A ce propos je ne peux manquer de rappeler la chanson de Ferrat :
En groupe en ligue en procession
Depuis deux cents générations
Si j’ai souvent commis des fautes
Qu’on me donne tort ou raison
De grèves en révolutions
Je n’ai fait que penser aux autres
(…)
On peut me dire sans rémission
Qu’en groupe en ligue en procession
On a l’intelligence bête
Je n’ai qu’une consolation
C’est qu’on peut être seul et con
Et que dans ce cas on le reste
Cette chanson, qui date de 1967, doit être replacée dans son contexte : c’est une réponse à la chanson de Brassens, « le pluriel », qui annonçait des lendemains qui sont notre aujourd’hui :
Dieu que de processions, de monomes, de groupes
Que de rassemblements, de cortèges divers
Que de ligues, que de cliques, que de meut’s, que de troupes
Pour un tel inventaire il faudrait un Prévert
Le pluriel ne vaut rien à l’homme et sitôt qu’on
Est plus de quatre on est une bande de cons
Bande à part, sacrebleu, c’est ma règle et j’y tiens
Parmi les cris des loups on n’entend pas le mien
[On l’a vu avec les gilets jaunes (la force du mouvement c’était de passer sous silences les divergences, au lieu d’offrir un cadre dans lequel elles s’expriment et donnent naissance à une synthèse défendu par tous).]
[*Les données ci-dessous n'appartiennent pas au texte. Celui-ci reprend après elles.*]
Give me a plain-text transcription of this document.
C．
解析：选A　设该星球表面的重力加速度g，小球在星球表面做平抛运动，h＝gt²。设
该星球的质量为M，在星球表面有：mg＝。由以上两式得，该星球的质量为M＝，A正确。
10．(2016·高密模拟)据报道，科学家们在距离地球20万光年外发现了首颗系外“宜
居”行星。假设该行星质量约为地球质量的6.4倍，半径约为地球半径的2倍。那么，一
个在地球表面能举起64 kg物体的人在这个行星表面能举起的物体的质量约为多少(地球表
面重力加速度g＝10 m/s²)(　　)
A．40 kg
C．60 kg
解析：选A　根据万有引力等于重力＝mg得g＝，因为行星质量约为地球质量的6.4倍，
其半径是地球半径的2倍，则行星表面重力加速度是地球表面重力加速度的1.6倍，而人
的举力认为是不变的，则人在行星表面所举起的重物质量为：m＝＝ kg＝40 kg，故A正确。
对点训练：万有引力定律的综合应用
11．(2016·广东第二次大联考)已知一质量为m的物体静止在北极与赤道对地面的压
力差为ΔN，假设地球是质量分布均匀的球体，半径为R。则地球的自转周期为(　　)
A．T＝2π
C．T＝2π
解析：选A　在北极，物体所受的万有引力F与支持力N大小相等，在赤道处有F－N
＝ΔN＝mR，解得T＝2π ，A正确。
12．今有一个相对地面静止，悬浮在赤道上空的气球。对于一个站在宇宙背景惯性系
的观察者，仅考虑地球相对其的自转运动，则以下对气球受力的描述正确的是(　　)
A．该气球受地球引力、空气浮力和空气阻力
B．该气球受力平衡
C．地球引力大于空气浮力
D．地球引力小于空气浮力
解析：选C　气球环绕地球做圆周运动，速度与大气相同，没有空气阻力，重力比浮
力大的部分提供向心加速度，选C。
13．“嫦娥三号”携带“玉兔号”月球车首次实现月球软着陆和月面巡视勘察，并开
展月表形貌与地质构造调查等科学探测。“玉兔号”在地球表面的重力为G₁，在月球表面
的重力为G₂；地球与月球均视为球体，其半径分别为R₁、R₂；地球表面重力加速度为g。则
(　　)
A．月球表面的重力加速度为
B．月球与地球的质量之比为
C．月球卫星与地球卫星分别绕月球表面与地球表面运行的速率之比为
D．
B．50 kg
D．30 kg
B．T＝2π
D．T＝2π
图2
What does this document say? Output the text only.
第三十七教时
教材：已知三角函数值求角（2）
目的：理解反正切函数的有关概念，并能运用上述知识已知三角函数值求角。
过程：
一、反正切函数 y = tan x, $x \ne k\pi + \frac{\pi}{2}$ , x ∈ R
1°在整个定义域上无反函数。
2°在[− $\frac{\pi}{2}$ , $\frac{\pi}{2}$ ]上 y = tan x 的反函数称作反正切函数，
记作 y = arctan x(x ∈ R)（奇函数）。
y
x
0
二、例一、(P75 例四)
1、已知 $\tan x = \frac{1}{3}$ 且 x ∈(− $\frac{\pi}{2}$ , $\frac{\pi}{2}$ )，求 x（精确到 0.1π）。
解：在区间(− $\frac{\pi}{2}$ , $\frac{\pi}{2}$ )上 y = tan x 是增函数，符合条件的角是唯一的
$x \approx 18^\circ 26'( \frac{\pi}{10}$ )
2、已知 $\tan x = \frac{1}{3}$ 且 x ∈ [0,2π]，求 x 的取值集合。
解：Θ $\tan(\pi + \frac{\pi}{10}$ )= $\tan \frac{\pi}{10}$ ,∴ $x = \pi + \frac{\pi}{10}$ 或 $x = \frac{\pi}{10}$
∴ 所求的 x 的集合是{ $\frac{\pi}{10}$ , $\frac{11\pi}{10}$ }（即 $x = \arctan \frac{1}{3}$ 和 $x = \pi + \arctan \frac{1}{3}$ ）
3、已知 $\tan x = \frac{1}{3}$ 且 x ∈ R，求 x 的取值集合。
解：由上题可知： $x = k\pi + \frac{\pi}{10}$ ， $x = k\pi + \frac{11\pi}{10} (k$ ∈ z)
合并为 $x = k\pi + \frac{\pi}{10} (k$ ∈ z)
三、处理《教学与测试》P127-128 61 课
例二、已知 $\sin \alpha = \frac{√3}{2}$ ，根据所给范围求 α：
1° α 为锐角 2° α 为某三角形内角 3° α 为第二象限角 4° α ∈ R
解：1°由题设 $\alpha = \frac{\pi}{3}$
La « force du mouvement » ou sa faiblesse ? Le fait de passer sous silence les divergences, plus que la force du mouvement, était la condition de son existence. Parce que dès lors qu’on parle des divergences, l’idéologie dominante nous pousse à rejeter tout compromis, et condamne donc toute action commune. Si les structures qui permettaient de faire la synthèse dialectique des désaccords ont disparu, c’est aussi parce qu’elles sont vomies par l’idéologie dominante qui a fait du mot « compromis » un mot sale.
[La casse en manifestation, adhérer au black bloc, c’est peut être une conséquence du rejet de l’organisation ? (on adhère littéralement a un moyen de lutte, pas à sa finalité… ) ?]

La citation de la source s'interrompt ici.